Artist: Oksanna Dias

Moreover, the use of digital means, such as live screenings and broadcasts allowed global exchanges of artwork, and thus art made in Angola, Africa, were screened in very far-off countries and continents like Cuba and America. The aim of such artwork exchanges is to bridge gaps and promote discourse and the sharing of experiences and voices.

In Luanda, the Fundação was strictly maintained COVID-19 restrictions, so the artists wore masks, and the entire festival was online. But, as in other cities across the world, there, too, what is remarkable is the artists’ choice of colors to express their emotions and the artistic and human feelings of these intense times we are living in; as if seeking to banish the sadness and loneliness through powerful colors, as if seeking to envelope the observer in their warmth.

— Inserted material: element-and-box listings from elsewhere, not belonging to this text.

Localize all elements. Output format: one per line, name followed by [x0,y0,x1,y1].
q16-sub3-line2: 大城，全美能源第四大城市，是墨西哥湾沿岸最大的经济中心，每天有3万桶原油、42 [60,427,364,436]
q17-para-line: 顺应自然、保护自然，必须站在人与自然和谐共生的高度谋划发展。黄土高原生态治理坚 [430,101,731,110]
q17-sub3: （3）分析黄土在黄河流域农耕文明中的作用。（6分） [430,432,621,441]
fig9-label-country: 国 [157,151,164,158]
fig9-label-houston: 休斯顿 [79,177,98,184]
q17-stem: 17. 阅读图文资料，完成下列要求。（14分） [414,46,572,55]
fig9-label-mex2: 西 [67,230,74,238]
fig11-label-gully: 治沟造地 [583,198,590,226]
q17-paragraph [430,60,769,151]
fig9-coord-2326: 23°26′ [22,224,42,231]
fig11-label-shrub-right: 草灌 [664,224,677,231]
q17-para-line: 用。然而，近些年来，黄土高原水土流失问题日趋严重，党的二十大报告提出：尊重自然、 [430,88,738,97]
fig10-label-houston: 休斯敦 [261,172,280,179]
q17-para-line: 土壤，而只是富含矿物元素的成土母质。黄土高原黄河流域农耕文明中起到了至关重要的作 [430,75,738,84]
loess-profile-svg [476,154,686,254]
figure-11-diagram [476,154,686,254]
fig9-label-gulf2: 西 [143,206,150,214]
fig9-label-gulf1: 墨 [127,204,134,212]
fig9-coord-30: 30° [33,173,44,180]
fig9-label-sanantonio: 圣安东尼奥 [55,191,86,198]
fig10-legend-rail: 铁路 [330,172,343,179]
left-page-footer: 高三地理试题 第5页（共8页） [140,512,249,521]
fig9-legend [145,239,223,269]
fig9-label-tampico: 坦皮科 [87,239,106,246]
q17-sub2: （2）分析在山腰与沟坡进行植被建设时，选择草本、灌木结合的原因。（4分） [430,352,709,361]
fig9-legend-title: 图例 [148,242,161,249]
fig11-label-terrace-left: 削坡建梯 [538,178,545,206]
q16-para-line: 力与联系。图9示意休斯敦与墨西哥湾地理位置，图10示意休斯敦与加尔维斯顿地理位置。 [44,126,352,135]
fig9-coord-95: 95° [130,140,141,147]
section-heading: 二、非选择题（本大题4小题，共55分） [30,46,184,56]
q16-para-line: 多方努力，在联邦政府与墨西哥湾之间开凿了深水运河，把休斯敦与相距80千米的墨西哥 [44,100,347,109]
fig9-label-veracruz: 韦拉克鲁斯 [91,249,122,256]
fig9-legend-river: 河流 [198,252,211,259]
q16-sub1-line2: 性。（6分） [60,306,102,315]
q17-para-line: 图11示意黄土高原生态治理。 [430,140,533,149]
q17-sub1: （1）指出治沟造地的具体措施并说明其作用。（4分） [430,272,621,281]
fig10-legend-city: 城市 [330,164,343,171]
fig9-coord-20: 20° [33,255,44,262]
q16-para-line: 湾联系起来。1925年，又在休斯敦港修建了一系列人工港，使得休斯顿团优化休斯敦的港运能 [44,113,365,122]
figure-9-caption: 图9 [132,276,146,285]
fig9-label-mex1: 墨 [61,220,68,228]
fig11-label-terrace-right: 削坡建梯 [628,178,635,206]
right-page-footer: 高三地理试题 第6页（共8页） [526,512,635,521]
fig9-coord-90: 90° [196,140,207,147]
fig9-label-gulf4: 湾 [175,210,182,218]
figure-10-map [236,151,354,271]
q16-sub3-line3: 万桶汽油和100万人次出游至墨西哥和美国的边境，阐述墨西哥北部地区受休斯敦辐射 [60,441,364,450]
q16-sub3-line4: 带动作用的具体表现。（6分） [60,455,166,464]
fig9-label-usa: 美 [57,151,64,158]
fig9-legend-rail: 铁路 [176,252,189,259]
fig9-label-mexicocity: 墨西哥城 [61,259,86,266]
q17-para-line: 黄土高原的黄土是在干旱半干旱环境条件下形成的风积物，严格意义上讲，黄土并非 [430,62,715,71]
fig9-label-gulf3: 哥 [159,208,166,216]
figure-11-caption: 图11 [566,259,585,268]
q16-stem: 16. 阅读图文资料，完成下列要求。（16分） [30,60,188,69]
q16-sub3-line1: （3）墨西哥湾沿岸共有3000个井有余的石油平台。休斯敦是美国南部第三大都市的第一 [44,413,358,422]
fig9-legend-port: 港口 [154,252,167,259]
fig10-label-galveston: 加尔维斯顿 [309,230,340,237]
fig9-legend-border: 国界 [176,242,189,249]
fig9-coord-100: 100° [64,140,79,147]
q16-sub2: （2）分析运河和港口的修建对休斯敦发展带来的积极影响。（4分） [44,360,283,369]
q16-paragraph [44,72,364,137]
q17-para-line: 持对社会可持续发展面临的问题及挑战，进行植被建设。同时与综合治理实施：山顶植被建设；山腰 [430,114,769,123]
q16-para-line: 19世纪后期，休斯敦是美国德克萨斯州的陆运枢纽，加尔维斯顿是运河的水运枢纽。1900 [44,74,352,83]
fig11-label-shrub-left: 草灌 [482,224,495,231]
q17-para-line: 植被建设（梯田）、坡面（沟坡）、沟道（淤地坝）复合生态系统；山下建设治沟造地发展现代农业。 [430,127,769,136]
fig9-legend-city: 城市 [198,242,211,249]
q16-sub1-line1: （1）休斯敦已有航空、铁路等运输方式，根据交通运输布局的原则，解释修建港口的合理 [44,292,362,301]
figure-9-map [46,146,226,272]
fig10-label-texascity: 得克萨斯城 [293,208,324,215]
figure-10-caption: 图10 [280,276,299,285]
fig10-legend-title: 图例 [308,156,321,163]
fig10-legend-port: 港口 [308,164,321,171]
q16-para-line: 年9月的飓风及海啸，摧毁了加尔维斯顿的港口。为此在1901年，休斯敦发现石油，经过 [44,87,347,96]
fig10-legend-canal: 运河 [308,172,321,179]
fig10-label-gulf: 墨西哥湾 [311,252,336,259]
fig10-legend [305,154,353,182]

The living force of art on the Island of Luanda. Photo by: Fundação Arte e Cultura

The living force of art on the Island of Luanda.
Photo by: Fundação Arte e Cultura

As we conclude this article, we wish to return to the picture we opened with, perhaps the most moving of the One Voice festival’s artworks in Angola, and to focus on the “after” picture. In this painting, the artists chose to commemorate two of their friends, the prominent local artists Valdemar Bashtush and Carlos Burtin, who fell ill with COVID-19 and passed away within two days of each other. As we have already stated, art has a benevolently transformative power. And here, this sad moment in the Angolan cultural world, on these previously neglected cabin walls, this sad moment became a testimony: We will never forget you, and even more, we always remember you and your vital contribution to our nation—exactly as you yourselves would do it—with color, beauty and with a smile on your faces.

The Angolan artists chose to eternalize prominent local artists who passed away from COVID.

The Angolan artists chose to eternalize prominent local artists who passed away from COVID.